Data-driven programming is typically applied to streams of structured data, for filtering, transforming, aggregating (such as computing statistics), or calling other programs. Typical streams include log files, delimiter-separated values, or email messages, notably for email filtering. Some data-driven languages are Turing-complete, such as AWK and even sed, while others are intentionally very limited, notably for filtering.

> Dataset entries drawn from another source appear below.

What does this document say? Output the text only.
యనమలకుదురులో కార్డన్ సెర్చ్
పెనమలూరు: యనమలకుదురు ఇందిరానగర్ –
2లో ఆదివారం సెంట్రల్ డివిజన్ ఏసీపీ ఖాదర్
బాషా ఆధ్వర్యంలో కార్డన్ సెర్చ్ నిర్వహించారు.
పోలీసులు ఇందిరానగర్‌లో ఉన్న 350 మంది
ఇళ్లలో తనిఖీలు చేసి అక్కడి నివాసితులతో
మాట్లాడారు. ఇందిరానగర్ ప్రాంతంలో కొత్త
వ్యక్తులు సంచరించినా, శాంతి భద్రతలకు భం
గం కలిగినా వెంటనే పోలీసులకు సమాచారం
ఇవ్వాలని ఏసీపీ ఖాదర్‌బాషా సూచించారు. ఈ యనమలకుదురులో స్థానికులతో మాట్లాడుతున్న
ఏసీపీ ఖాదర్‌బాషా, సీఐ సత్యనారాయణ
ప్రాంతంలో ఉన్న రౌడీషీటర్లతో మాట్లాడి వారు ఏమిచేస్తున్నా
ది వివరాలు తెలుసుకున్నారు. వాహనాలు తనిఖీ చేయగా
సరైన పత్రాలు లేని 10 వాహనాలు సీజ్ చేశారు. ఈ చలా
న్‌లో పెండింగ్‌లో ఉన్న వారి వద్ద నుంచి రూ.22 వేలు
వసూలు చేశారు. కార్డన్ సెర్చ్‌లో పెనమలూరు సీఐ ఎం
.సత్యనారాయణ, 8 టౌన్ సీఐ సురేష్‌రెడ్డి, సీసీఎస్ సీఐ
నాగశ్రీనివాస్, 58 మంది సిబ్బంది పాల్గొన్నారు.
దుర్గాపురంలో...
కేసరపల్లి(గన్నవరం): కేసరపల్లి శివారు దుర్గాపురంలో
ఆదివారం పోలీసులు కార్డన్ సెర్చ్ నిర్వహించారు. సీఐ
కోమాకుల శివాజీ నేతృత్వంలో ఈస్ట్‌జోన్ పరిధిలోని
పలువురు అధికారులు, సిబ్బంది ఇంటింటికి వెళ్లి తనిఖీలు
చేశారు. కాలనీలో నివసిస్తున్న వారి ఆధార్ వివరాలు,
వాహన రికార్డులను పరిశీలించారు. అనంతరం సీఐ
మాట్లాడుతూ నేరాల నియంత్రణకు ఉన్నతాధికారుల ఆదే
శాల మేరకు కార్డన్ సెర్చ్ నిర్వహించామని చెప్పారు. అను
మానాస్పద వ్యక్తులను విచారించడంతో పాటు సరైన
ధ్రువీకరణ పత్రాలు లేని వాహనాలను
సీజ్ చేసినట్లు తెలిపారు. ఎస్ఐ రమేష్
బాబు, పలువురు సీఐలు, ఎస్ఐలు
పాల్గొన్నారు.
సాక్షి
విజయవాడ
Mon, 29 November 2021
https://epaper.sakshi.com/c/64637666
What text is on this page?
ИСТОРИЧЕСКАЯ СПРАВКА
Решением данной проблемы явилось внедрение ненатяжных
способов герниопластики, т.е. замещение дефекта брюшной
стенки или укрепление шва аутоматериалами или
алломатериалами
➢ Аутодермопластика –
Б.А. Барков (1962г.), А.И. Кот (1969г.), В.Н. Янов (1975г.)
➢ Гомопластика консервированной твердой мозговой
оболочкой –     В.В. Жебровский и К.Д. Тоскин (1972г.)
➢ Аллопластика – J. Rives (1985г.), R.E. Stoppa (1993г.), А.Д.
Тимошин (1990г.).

Data-driven languages frequently have a default action: if no condition matches, line-oriented languages may print the line (as in sed), or deliver a message (as in sieve). In some applications, such as filtering, matching is may be done exclusively (so only first matching statement), while in other cases all matching statements are applied. In either case, failure to match any pattern may be “default behavior” or can be seen as an error, to be caught by a catch-all statement at the end.

While the benefits and issues may vary between implementation, there are a few big potential benefits of and problems with this paradigm:

  • Simplify interaction with data problems.
  • prevent coupling of data and functionality
  • Sometimes it has been argued to lead to bad object-oriented design, especially when dealing with more abstract data.